The advanced digital backbone and power generation capability provides significant growth potential for future payloads, a BAE Systems statement said.
One senior Army official told Warrior Maven that improved combat connectivity can enable multiple Howitzers to quickly share firing data, as part of a broader effort to expand battlefield networking and operate in more dispersed formations depending upon mission requirements.
The Army is also now working with the Pentagon's Strategic Capabilities Office to explore additional innovations for the Howitzer platform.
Army Howitzers are now firing a super high-speed, high-tech, electromagnetic Hyper Velocity Projectile, initially developed as a Navy weapon, an effort to fast-track increasing lethal and effective weapons to warzones and key strategic locations, Pentagon officials said.
One of the two electromagnetic railgun prototypes on display aboard the joint high speed vessel USS Millinocket. (Navy photo by Mass Communication Specialist 2nd Class Kristopher Kirsop.)

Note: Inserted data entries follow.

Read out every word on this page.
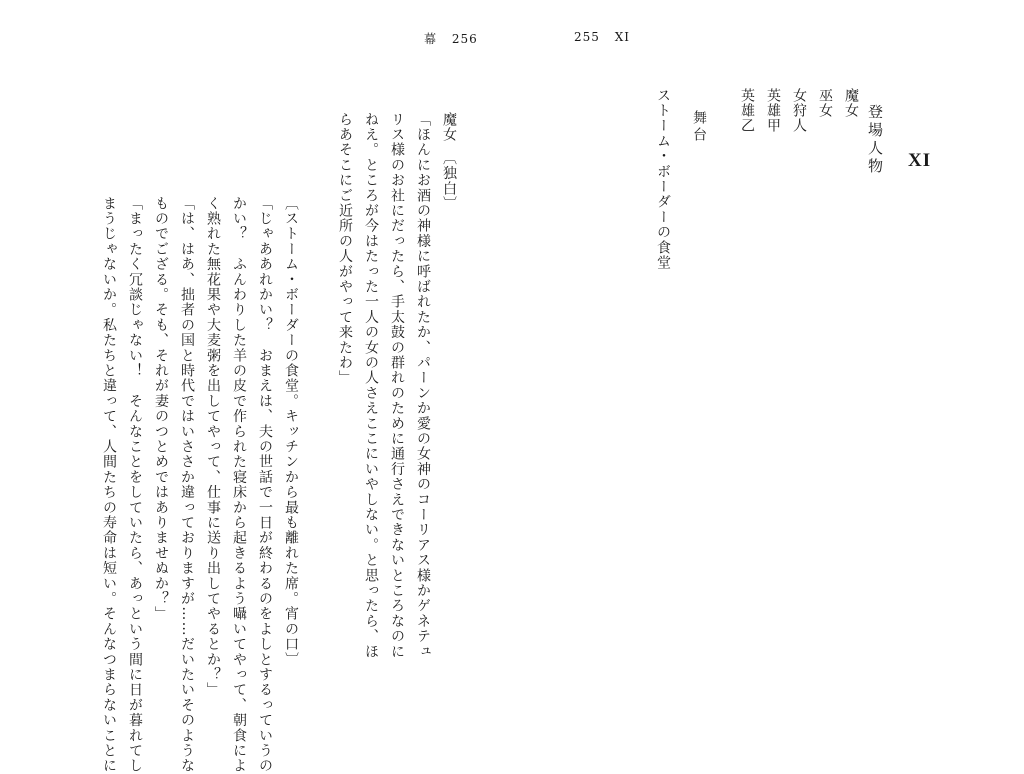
幕 256	255 XI
XI
登場人物
魔女
巫女
女狩人
英雄甲
英雄乙
舞台
ストーム・ボーダーの食堂
魔女　〔独白〕
「ほんにお酒の神様に呼ばれたか、パーンか愛の女神のコーリアス様かゲネテュ
リス様のお社にだったら、手太鼓の群れのために通行さえできないところなのに
ねえ。ところが今はたった一人の女の人さえここにいやしない。と思ったら、ほ
らあそこにご近所の人がやって来たわ」
〔ストーム・ボーダーの食堂。キッチンから最も離れた席。宵の口〕
「じゃああれかい？　おまえは、夫の世話で一日が終わるのをよしとするっていうの
かい？　ふんわりした羊の皮で作られた寝床から起きるよう囁いてやって、朝食によ
く熟れた無花果や大麦粥を出してやって、仕事に送り出してやるとか？」
「は、はあ、拙者の国と時代ではいささか違っておりますが……だいたいそのような
ものでござる。そも、それが妻のつとめではありませぬか？」
「まったく冗談じゃない！　そんなことをしていたら、あっという間に日が暮れてし
まうじゃないか。私たちと違って、人間たちの寿命は短い。そんなつまらないことに
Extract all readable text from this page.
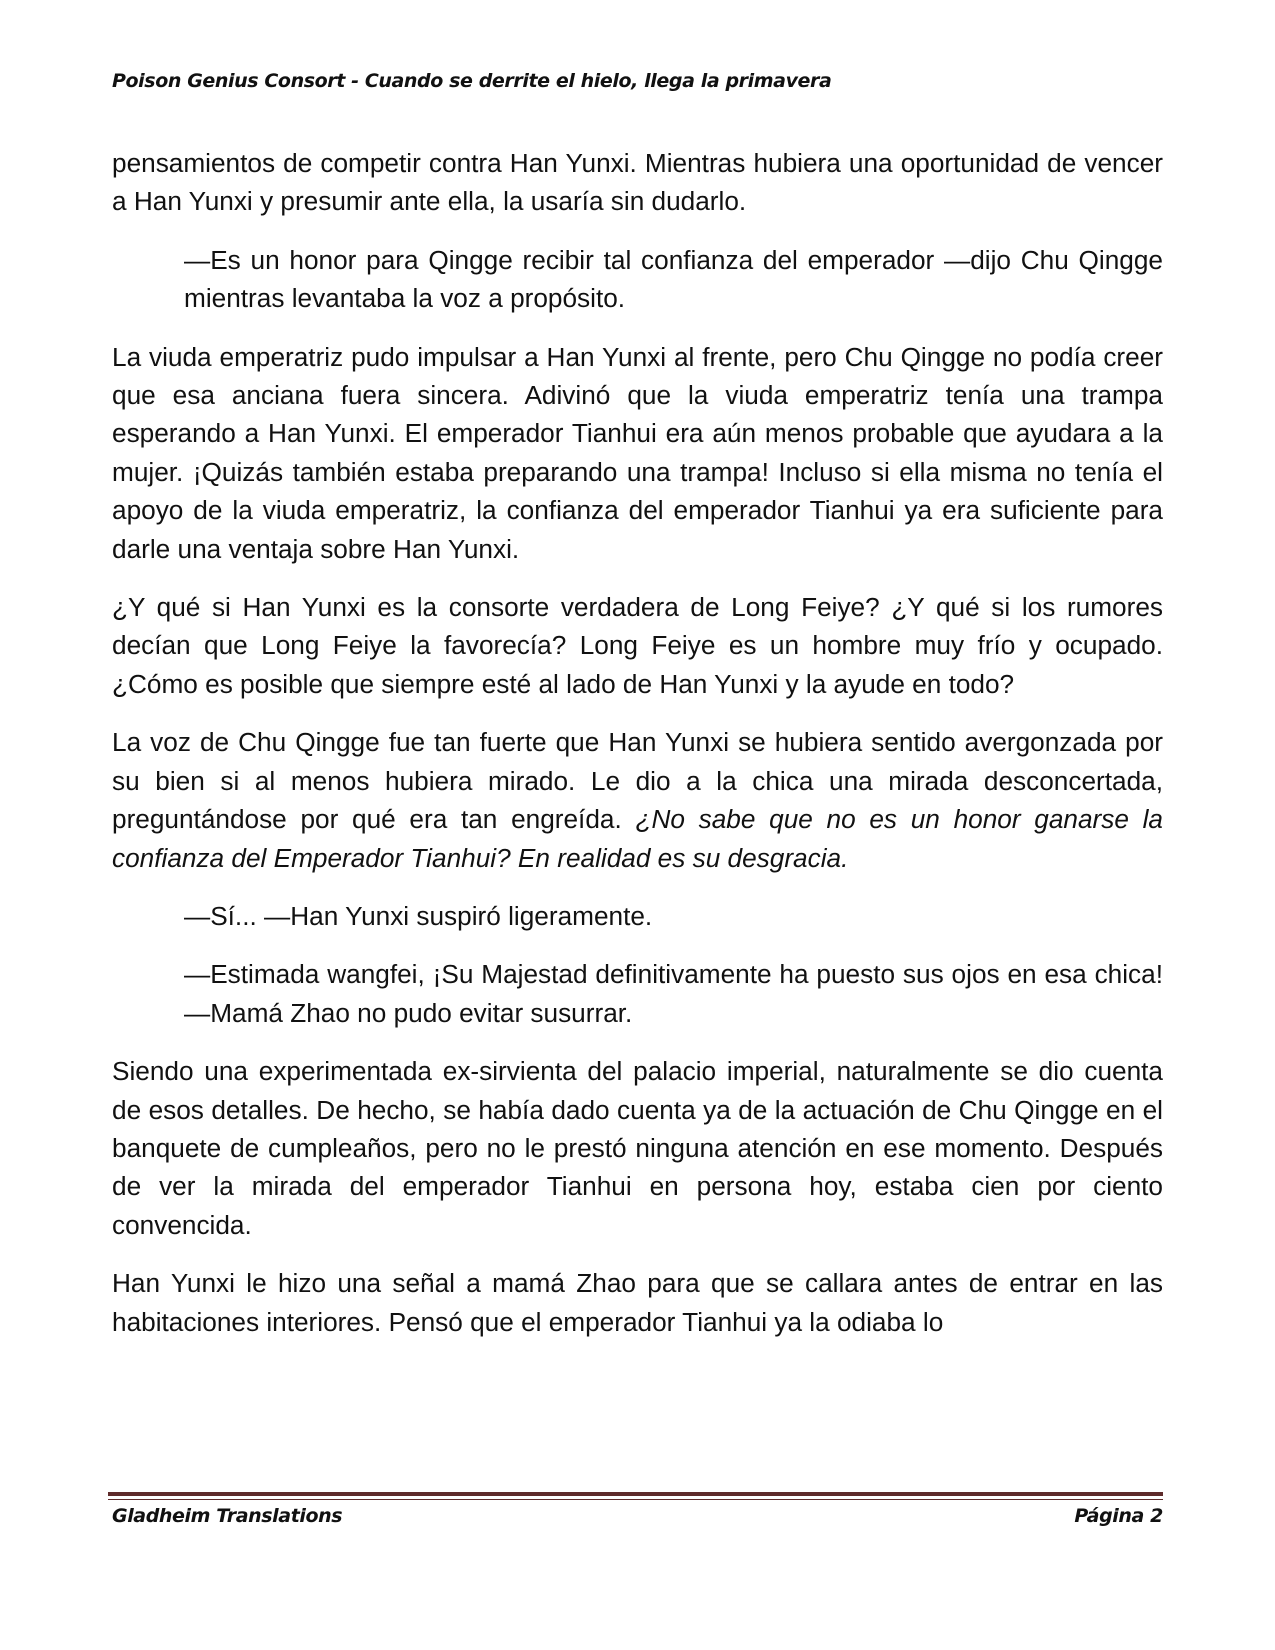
Poison Genius Consort - Cuando se derrite el hielo, llega la primavera

pensamientos de competir contra Han Yunxi. Mientras hubiera una oportunidad de vencer a Han Yunxi y presumir ante ella, la usaría sin dudarlo.

—Es un honor para Qingge recibir tal confianza del emperador —dijo Chu Qingge mientras levantaba la voz a propósito.

La viuda emperatriz pudo impulsar a Han Yunxi al frente, pero Chu Qingge no podía creer que esa anciana fuera sincera. Adivinó que la viuda emperatriz tenía una trampa esperando a Han Yunxi. El emperador Tianhui era aún menos probable que ayudara a la mujer. ¡Quizás también estaba preparando una trampa! Incluso si ella misma no tenía el apoyo de la viuda emperatriz, la confianza del emperador Tianhui ya era suficiente para darle una ventaja sobre Han Yunxi.

¿Y qué si Han Yunxi es la consorte verdadera de Long Feiye? ¿Y qué si los rumores decían que Long Feiye la favorecía? Long Feiye es un hombre muy frío y ocupado. ¿Cómo es posible que siempre esté al lado de Han Yunxi y la ayude en todo?

La voz de Chu Qingge fue tan fuerte que Han Yunxi se hubiera sentido avergonzada por su bien si al menos hubiera mirado. Le dio a la chica una mirada desconcertada, preguntándose por qué era tan engreída. ¿No sabe que no es un honor ganarse la confianza del Emperador Tianhui? En realidad es su desgracia.

—Sí... —Han Yunxi suspiró ligeramente.

—Estimada wangfei, ¡Su Majestad definitivamente ha puesto sus ojos en esa chica! —Mamá Zhao no pudo evitar susurrar.

Siendo una experimentada ex-sirvienta del palacio imperial, naturalmente se dio cuenta de esos detalles. De hecho, se había dado cuenta ya de la actuación de Chu Qingge en el banquete de cumpleaños, pero no le prestó ninguna atención en ese momento. Después de ver la mirada del emperador Tianhui en persona hoy, estaba cien por ciento convencida.

Han Yunxi le hizo una señal a mamá Zhao para que se callara antes de entrar en las habitaciones interiores. Pensó que el emperador Tianhui ya la odiaba lo

Gladheim Translations	Página 2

While initially conceived of and developed for the Navy's emerging Rail Gun Weapon, the Pentagon and Army are now firing the Hyper Velocity Projectile from an Army Howitzer in order to potential harness near-term weapons ability, increase the scope, lethality, and rangeability to accelerate combat deployment of the lethal, high-speed round.
The railgun uses an electromagnetic current to fire a kinetic energy warhead up to 100 miles at speeds greater than 5,000 miles an hour, a speed at least three times as fast as existing weapons.
Firing from an Army Howitzer, the hypervelocity projectile can fire at high speeds toward enemy targets to include buildings, force concentrations, weapons systems, drones, aircraft, vehicle bunkers and even incoming enemy missiles and artillery rounds.
"We can defend against an incoming salvo with a bullet. That is very much a focus getting ready for the future," Dr. William Roper, Director of the Pentagon's once-secret Strategic Capabilities Office, told Scout Warrior among a small group of reporters last year.